Il giorno seguente ripresero la marcia probabilmente lungo il largo letto ghiaiato del fiume, oltre l'importante Mulino Campola fino a Filetto, dove una frequentata pista si staccava dal fondovalle e saliva a Santa Maria Maddalena, ai ruderi della Rocca di Codronco e, dopo la Madonna della Neve, entrarono in Toscana da Mercurio (sotto Piancaldoli) che allora era la principale dogana della zona. Forse proseguirono per Castelvecchio e Peglio per scendere a Firenzuola, un po' svuotata dall'Anno Santo, che attraversarono in processione per poi pernottare all'osteria della Campana. Questo percorso appare decisamente allungato e irrazionale (salire a Piancaldoli per poi scendere a Firenzuola?) ma bisogna considerare che il proseguire lungo il Santerno avrebbe significato attraversare lo staterello, indipendente e rissoso, degli Alidosi di Castel del Rio, per piste ancor meno battute. Del resto i nostri non si stavano certo muovendo nel vuoto; la popolazione complessiva dei territori attraversati era meno di un quinto dell'attuale ma, complessivamente, la parte montana considerata aveva all'incirca gli stessi abitanti dei nostri giorni. Erano però distribuiti su tutto il territorio cosicché parecchie zone erano molto più popolate di adesso (per esempio Filetto 120 abitanti, Castelvecchio 78, Caburaccia 315, Peglio 250 ecc.). Il 27 aprile, in una freddissima giornata (era l'anno più freddo del secolo), attraversano il passo del Giogo, tra selve di faggi, abeti e castagneti e scesero a Scarperia che, pesantemente colpita dal terremoto del 1542, stentava a riprendersi malgrado la produzione di "ferri taglienti" fosse un richiamo anche per i nostri pellegrini. Guadarono poi la Sieve sotto la grande fortezza di San Piero, in costruzione e, a notte inoltrata, arrivarono a Firenze.

Nella capitale li aspettava un programma intensissimo, di un solo giorno e mezzo, di visite alle chiese poiché il giorno 29 ripartirono sfiorando il colle di Fiesole nel dirigersi verso Borgo San Lorenzo. Nel Mugello poterono intravedere le ville signorili con parchi e giardini, ancora pressoché sconosciute in Romagna, che iniziavano a sorgere, ma alla Fontana dell'Alpe, sotto la Colla di Casaglia, dormirono in un ricovero molto simile ad una stalla.

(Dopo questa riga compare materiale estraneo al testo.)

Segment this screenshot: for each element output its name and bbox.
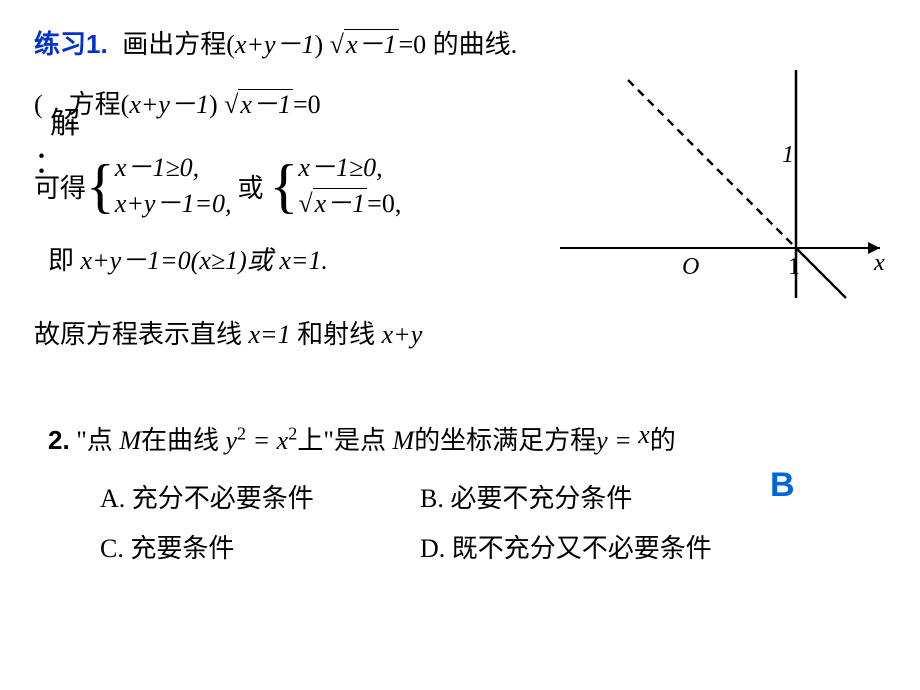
jie-text: 解 [50, 107, 80, 140]
x-tick-1: 1 [788, 254, 800, 280]
q2-optA: A. 充分不必要条件 [100, 478, 314, 515]
q2-num: 2. [48, 425, 70, 455]
q2-optD: D. 既不充分又不必要条件 [420, 528, 712, 565]
prompt-mid: ) [315, 30, 330, 59]
q2-answer: B [770, 466, 795, 505]
case2-bot: √x－1=0, [298, 186, 401, 222]
prompt-eq: =0 的曲线. [399, 30, 518, 59]
q2-optB: B. 必要不充分条件 [420, 478, 632, 515]
q2-line: 2. "点 M在曲线 y2 = x2上"是点 M的坐标满足方程y = x的 [48, 420, 676, 457]
case2-top: x－1≥0, [298, 150, 401, 186]
prompt-sqrt: √ [330, 30, 344, 59]
line2-pre: ( 方程( [34, 90, 129, 119]
conclusion-mid: 和射线 [291, 320, 382, 349]
line2-under: x－1 [238, 89, 293, 119]
case2-group: x－1≥0, √x－1=0, [298, 150, 401, 223]
case2-eq: =0, [367, 189, 401, 218]
q2-M2: M [392, 426, 414, 455]
graph: 1 O 1 x [560, 70, 900, 300]
line2-eq: =0 [293, 90, 321, 119]
q2-pre: "点 [76, 426, 119, 455]
conclusion-ray: x+y [382, 320, 423, 349]
prompt-under-sqrt: x－1 [344, 29, 399, 59]
q2-eq2-rhs: x [638, 420, 650, 449]
left-brace-2: { [270, 156, 299, 216]
conclusion-line: 故原方程表示直线 x=1 和射线 x+y [34, 314, 422, 351]
q2-M1: M [119, 426, 141, 455]
q2-sup1: 2 [237, 423, 246, 443]
cases-line: 可得 { x－1≥0, x+y－1=0, 或 { x－1≥0, √x－1=0, [34, 150, 401, 223]
graph-svg: 1 O 1 x [560, 70, 900, 300]
prompt-pre: 画出方程( [122, 30, 235, 59]
case1-top: x－1≥0, [115, 150, 232, 186]
prompt-expr1: x+y－1 [235, 30, 315, 59]
q2-eq2: y = [596, 426, 638, 455]
left-brace-1: { [86, 156, 115, 216]
case1-bot: x+y－1=0, [115, 186, 232, 222]
huo-text: 或 [238, 168, 264, 205]
exercise1-label: 练习1. [34, 29, 108, 59]
conclusion-pre: 故原方程表示直线 [34, 320, 249, 349]
origin-label: O [682, 254, 699, 280]
kede-text: 可得 [34, 168, 86, 205]
q2-eqmid: = x [246, 426, 288, 455]
q2-mid1: 在曲线 [141, 426, 226, 455]
case2-sqrt: √ [298, 189, 312, 218]
jie-label: 解 [50, 98, 80, 142]
q2-end: 的 [650, 426, 676, 455]
line2-sqrt: √ [224, 90, 238, 119]
ray-line [796, 248, 846, 298]
case2-under: x－1 [313, 188, 368, 218]
q2-sup2: 2 [288, 423, 297, 443]
ji-text: 即 [48, 246, 81, 275]
y-tick-1: 1 [782, 142, 794, 168]
x-axis-label: x [873, 250, 885, 276]
q2-y: y [226, 426, 238, 455]
line2-mid: ) [209, 90, 224, 119]
dashed-line [628, 80, 796, 248]
ji-line: 即 x+y－1=0(x≥1)或 x=1. [48, 240, 328, 277]
conclusion-x1: x=1 [249, 320, 291, 349]
line-eq: x+y－1=0(x≥1)或 [81, 246, 280, 275]
case1-group: x－1≥0, x+y－1=0, [115, 150, 232, 223]
exercise1-line: 练习1. 画出方程(x+y－1) √x－1=0 的曲线. [34, 24, 517, 61]
q2-optC: C. 充要条件 [100, 528, 234, 565]
q2-mid2: 上"是点 [297, 426, 392, 455]
line-eq2: x=1. [279, 246, 328, 275]
line2-expr: x+y－1 [129, 90, 209, 119]
q2-mid3: 的坐标满足方程 [414, 426, 596, 455]
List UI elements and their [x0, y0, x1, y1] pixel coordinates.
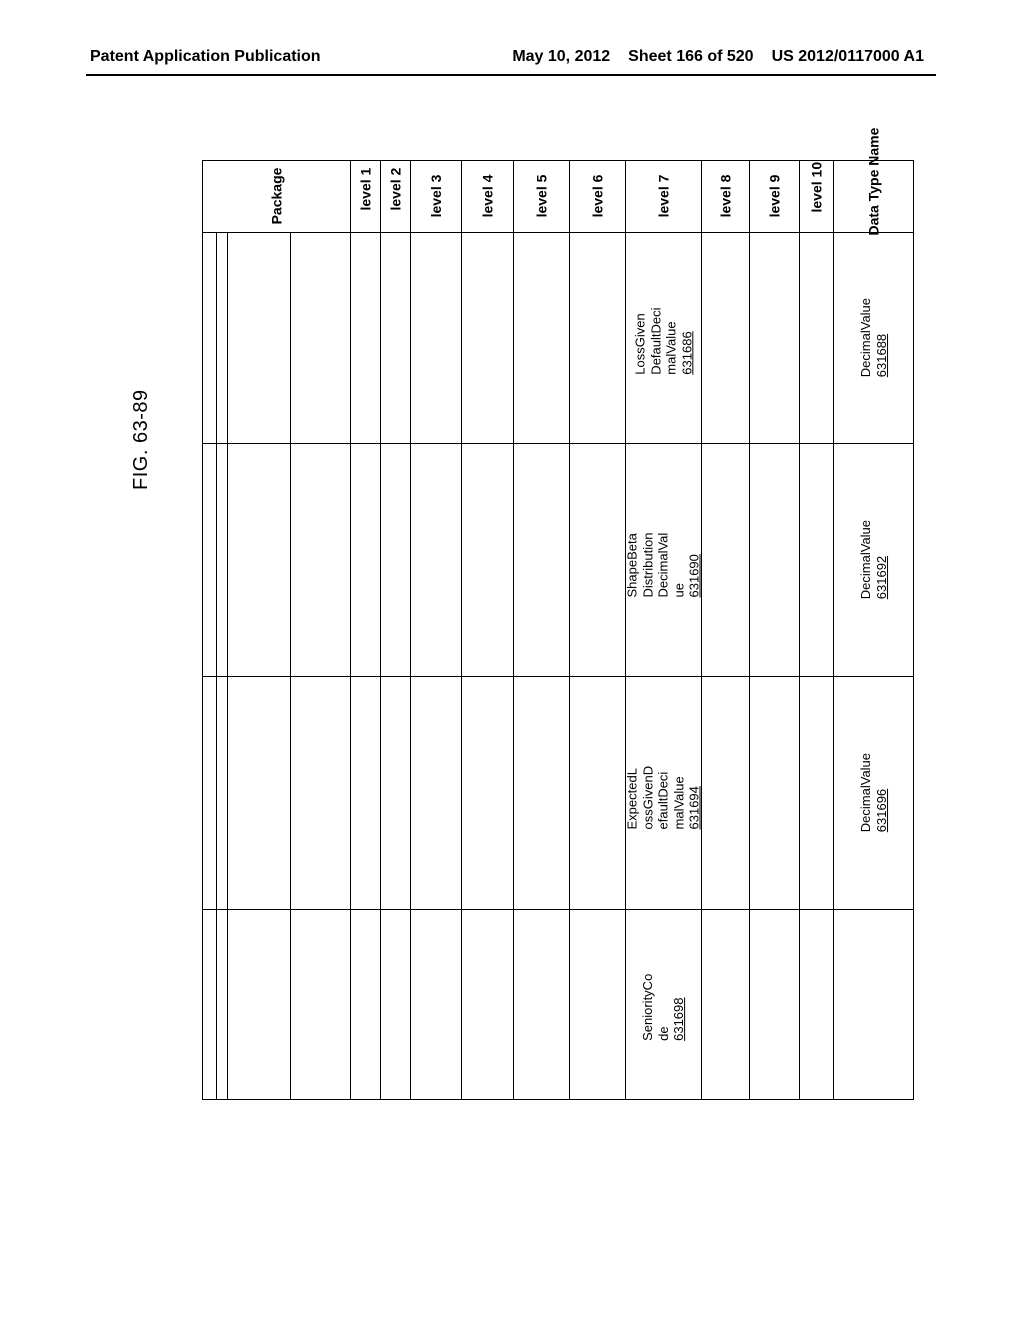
col-level-2: level 2 — [381, 161, 411, 233]
table-row: SeniorityCo de631698 — [203, 909, 914, 1099]
cell-datatype — [834, 909, 914, 1099]
cell-datatype: DecimalValue631688 — [834, 232, 914, 443]
col-package: Package — [203, 161, 351, 233]
header-sheet: Sheet 166 of 520 — [628, 48, 753, 66]
col-level-7: level 7 — [626, 161, 702, 233]
cell-level7: ShapeBeta Distribution DecimalVal ue6316… — [626, 444, 702, 677]
table-row: ExpectedL ossGivenD efaultDeci malValue6… — [203, 677, 914, 910]
col-datatype: Data Type Name — [834, 161, 914, 233]
table-row: ShapeBeta Distribution DecimalVal ue6316… — [203, 444, 914, 677]
ref-number: 631692 — [874, 556, 889, 599]
col-level-10: level 10 — [800, 161, 834, 233]
col-level-4: level 4 — [462, 161, 514, 233]
header-date: May 10, 2012 — [512, 48, 610, 66]
ref-number: 631686 — [679, 332, 694, 375]
cell-datatype: DecimalValue631692 — [834, 444, 914, 677]
cell-level7: LossGiven DefaultDeci malValue631686 — [626, 232, 702, 443]
ref-number: 631696 — [874, 788, 889, 831]
col-level-1: level 1 — [351, 161, 381, 233]
header-pubno: US 2012/0117000 A1 — [772, 48, 924, 66]
cell-datatype: DecimalValue631696 — [834, 677, 914, 910]
col-level-9: level 9 — [750, 161, 800, 233]
cell-level7: ExpectedL ossGivenD efaultDeci malValue6… — [626, 677, 702, 910]
col-level-3: level 3 — [411, 161, 462, 233]
figure-label: FIG. 63-89 — [130, 389, 153, 490]
col-level-5: level 5 — [514, 161, 570, 233]
page-header: Patent Application Publication May 10, 2… — [0, 48, 1024, 66]
cell-level7: SeniorityCo de631698 — [626, 909, 702, 1099]
data-table: Package level 1 level 2 level 3 level 4 … — [202, 160, 914, 1100]
header-rule — [86, 74, 936, 76]
ref-number: 631694 — [687, 786, 702, 829]
header-left: Patent Application Publication — [90, 48, 321, 66]
ref-number: 631690 — [687, 554, 702, 597]
col-level-6: level 6 — [570, 161, 626, 233]
table-row: LossGiven DefaultDeci malValue631686 Dec… — [203, 232, 914, 443]
ref-number: 631698 — [671, 998, 686, 1041]
col-level-8: level 8 — [702, 161, 750, 233]
ref-number: 631688 — [874, 334, 889, 377]
header-right: May 10, 2012 Sheet 166 of 520 US 2012/01… — [512, 48, 924, 66]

Il dì seguente, varcato il crinale, scesero a Crespino, Marradi e, sempre sotto la pioggia, arrivarono fino a Fognano. Il primo maggio un ultimo "tappone" li portò a Brisighella, dove si cavava il gesso in pieno centro, dall'attuale colle della Torre (detto allora proprio "Gesso"), a Faenza, dove fu celebrata la messa al Santuario della Madonna del Fuoco e, guadato il Senio tra Cassanigo e Felisio, furono accolti con festeggiamenti e onori a Solarolo e a Bagnara. Diversa fu la situazione a Mordano, dove non furono neppure fatti entrare per via della controversia a cui abbiamo accennato all'inizio cosicché, per stradelli secondari, i pellegrini rientrarono infine a Massalombarda accolti dal festoso incontro di tutta la popolazione.

Peccato che, a quei tempi, quasi nessuno tenesse in minimo conto natura e paesaggio e così la stringatissima relazione del pellegrinaggio non aggiunge niente alle nostre conoscenze della vallata. Certo percorsero centoventi chilometri all'andata, in tre giorni, più altrettanti al ritorno, nello stesso tempo, cui vanno aggiunte le processioni, in gruppo; si trattò, sotto l'aspetto della velocità di spostamento, di una bella camminata, un po' l'antesignana della "Centochilometri del Passatore".